Imagine there's no COVID-19

Originally Published in the South Jetty Newspaper

Don't be misled by the title. I'm well aware of our reality. I'm following social distance guidelines, and taking the pandemic for what it is. I'm praying for those who are sick, for the families who have lost loved ones, for those on the front lines of caring for the sick, and for essential workers. You too, neighbors, are in my prayers. Thanks to some faithful volunteers, in daily prayers are offered from our sanctuary.

No, I'm not denying our reality, rather, in the midst of a world changed by a virus, what I have in mind is to imagine a future beyond the pandemic. Someday, when we do have a vaccine, and having slowed the spread with our disciplined social distancing, when we may once again go about our lives: What shall our life be like? What will we have learned? What insights will we carry forward from this great disruption? 

I value the spiritual teaching regarding being present in the moment. I practice that when I meditate, when I am in conversation with someone, certainly when I am enjoying nature. There is a paradoxical teaching that I have been pondering lately as well: hope for the future. More than simple fantasy, I have in mind using our religious imagination, our creative brains to picture who we aspire to be; to visualize a new reality to live toward. 

When I started training to run longer distances, I could not run long distances; I pictured a future that
was not real, and began to work toward it. Short daily mileage built up. The longer runs on the weekend grew longer as the weeks passed. Finally came the day that I set out to run 31 miles; my first 50 kilometer run (not in Utah as I had originally planned, but here around our island.) 

Now, think back to Moses: of the impossible vision God planted in his mind to stand up against a tyrannical Pharaoh, to lead enslaved people out of Egypt, then to travel for 40 years as they found their way to the promised land. That future had to be imagined, and day by day they worked toward arriving (the people, not Moses, he never made it to the future he imagined.) 

Before Jesus was crucified, as he spoke with his disciples, he planted the seed of a new reality and a new relationship with God they were to work toward. He had taught and taught. Jesus embodied the reality of the kingdom of God: bringing together rich and poor; the lost sinners and the religiously arrogant; the sick and the well; the hungry and the rich. In this kingdom, he told them would be a Holy Spirit, an advocate that moved in and through and among the church to guide and direct. The Holy Spirit would be the source and guide for them as they brought into reality the kingdom; as they embodied the reality of the kingdom of God just as Jesus himself had. 

Jesus didn't wait for the world to be right. God doesn't wait for us to be perfect or even to be all that likable. The Spirit moves in our hearts when we say, "Okay, show me, I'm ready to see the future you see." Imagine there's no COVID-19, and we are free to go about our lives. What seeds is the Holy Spirit planting in you for that future? What deep values are you aware of that were hidden by a life of convenience that are revealed by these restrictions and the threat of sickness and death? What does your current state of vulnerability teach you about having compassion for others? 

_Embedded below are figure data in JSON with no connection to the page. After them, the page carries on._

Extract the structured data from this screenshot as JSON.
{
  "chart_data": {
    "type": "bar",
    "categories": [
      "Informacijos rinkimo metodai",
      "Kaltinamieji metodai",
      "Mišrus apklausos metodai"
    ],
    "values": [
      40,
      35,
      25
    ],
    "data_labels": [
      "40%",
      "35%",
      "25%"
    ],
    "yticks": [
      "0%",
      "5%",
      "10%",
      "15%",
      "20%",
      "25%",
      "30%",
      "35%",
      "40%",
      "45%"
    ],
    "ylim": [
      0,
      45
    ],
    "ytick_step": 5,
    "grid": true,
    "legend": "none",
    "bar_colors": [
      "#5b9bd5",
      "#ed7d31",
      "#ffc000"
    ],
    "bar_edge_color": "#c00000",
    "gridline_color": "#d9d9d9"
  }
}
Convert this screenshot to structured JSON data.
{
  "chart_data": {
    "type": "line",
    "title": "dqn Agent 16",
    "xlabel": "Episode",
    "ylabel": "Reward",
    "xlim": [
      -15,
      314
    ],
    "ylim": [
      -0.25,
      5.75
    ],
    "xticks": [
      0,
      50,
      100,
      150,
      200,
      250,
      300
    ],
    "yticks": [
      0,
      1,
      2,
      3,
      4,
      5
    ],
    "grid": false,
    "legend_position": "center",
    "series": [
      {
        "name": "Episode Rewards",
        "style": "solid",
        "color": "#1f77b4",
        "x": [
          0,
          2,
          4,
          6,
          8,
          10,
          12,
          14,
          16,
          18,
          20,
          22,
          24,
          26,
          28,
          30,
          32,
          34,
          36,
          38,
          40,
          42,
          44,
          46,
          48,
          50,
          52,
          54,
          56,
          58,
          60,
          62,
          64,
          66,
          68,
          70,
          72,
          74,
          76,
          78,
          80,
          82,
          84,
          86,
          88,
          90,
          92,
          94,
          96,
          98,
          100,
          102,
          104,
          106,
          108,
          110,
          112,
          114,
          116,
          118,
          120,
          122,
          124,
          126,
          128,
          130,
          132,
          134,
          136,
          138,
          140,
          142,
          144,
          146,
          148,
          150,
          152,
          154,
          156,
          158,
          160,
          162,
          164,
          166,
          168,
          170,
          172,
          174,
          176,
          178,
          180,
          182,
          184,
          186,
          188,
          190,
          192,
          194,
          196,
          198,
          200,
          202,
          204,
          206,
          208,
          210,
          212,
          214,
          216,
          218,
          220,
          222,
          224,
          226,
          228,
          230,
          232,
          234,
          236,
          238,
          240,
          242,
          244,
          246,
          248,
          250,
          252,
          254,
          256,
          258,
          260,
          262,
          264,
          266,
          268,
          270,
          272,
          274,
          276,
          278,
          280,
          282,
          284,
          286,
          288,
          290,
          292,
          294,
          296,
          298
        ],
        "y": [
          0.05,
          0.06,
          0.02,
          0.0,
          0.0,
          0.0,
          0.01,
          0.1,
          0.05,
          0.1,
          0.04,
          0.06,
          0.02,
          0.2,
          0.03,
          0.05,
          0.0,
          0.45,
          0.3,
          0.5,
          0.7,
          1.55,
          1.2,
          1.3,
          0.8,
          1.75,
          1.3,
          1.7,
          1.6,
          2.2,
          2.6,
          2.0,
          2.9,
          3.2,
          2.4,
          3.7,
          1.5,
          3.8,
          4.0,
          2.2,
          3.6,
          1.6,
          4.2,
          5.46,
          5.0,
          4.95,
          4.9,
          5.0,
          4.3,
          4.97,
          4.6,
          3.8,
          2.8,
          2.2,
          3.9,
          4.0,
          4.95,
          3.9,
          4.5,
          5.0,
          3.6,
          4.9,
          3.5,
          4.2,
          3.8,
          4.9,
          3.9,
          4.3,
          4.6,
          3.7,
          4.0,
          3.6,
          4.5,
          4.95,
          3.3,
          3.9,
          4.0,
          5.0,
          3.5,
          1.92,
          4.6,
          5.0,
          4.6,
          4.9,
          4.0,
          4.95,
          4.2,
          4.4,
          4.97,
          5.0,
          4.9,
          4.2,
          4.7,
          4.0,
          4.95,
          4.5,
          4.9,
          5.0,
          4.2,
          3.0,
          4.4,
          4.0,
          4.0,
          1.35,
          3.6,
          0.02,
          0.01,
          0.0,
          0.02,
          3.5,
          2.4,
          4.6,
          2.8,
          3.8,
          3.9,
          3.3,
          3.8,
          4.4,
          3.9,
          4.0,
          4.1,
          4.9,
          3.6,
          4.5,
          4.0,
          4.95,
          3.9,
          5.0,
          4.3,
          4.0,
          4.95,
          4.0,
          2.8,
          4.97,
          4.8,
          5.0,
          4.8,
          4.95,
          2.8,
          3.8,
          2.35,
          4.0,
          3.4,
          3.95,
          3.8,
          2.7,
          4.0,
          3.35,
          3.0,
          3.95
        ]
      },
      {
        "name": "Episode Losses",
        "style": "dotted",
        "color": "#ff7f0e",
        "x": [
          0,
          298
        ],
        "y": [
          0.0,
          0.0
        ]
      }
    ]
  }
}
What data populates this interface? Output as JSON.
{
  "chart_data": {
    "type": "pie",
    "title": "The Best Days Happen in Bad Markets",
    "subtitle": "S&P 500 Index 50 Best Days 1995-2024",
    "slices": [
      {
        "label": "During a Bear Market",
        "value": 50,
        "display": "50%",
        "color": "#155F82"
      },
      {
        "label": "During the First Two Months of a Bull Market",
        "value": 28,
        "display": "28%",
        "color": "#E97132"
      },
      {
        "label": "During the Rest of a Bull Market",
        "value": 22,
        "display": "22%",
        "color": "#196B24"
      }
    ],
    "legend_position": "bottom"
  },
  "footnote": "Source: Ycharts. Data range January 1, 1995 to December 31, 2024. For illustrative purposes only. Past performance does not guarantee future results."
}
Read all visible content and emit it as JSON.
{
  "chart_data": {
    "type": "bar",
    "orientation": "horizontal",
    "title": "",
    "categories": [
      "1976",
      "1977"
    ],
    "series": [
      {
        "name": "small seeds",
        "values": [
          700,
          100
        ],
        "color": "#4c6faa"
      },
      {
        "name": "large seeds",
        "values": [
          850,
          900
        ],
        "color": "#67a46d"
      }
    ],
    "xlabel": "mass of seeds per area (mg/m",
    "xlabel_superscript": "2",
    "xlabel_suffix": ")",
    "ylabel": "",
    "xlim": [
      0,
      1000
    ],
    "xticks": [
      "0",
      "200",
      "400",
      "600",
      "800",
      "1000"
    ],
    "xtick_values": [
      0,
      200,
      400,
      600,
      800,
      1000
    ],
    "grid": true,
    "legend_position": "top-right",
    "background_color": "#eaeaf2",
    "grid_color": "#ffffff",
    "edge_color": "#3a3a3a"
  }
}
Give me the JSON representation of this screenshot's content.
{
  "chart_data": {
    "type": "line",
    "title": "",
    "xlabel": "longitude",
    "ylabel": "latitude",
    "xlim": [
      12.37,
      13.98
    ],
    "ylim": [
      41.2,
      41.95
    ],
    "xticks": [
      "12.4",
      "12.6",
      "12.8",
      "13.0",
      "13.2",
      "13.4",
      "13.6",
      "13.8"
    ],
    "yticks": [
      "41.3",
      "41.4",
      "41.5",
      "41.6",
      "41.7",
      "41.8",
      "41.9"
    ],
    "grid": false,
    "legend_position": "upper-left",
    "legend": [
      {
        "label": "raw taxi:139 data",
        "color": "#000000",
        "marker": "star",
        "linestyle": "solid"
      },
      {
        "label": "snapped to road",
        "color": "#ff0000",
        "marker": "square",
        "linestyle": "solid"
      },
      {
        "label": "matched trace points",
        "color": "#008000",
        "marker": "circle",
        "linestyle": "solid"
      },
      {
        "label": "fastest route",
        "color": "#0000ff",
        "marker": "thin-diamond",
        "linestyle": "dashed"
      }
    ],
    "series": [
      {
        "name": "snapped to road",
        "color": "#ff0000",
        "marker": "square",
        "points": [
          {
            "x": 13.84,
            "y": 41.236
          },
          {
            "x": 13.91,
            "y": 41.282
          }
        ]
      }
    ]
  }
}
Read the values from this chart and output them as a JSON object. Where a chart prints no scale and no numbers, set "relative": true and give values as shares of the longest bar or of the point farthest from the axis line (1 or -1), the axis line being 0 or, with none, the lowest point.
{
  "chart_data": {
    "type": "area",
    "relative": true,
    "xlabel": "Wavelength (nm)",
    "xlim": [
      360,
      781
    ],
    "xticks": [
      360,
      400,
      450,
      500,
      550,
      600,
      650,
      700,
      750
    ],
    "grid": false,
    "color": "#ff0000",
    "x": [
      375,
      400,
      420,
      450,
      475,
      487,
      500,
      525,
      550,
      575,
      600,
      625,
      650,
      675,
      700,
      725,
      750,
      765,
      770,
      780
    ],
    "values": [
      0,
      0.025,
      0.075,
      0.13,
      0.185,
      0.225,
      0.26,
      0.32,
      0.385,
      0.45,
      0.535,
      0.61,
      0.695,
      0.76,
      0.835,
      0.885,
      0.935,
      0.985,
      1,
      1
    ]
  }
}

At the end of this month, the church will celebrate the gift of the coming of the Holy Spirit to empower us as God's children to live our lives as if this kingdom of God is a reality. We call the celebration Pentecost, the 50th Day of Easter; in that celebration, we recognize that in our lives and actions, by our giving-in to the Holy Spirit's guidance, the kingdom of God does become a reality. What will come to fruition in our future? Can we imagine a world we are willing to work toward starting now? Invite the Holy Spirit to help you imagine a future that is currently impossible, and see what steps are needed now and in the near future so that we can someday arrive...or if not us, the children of God with whom we travel.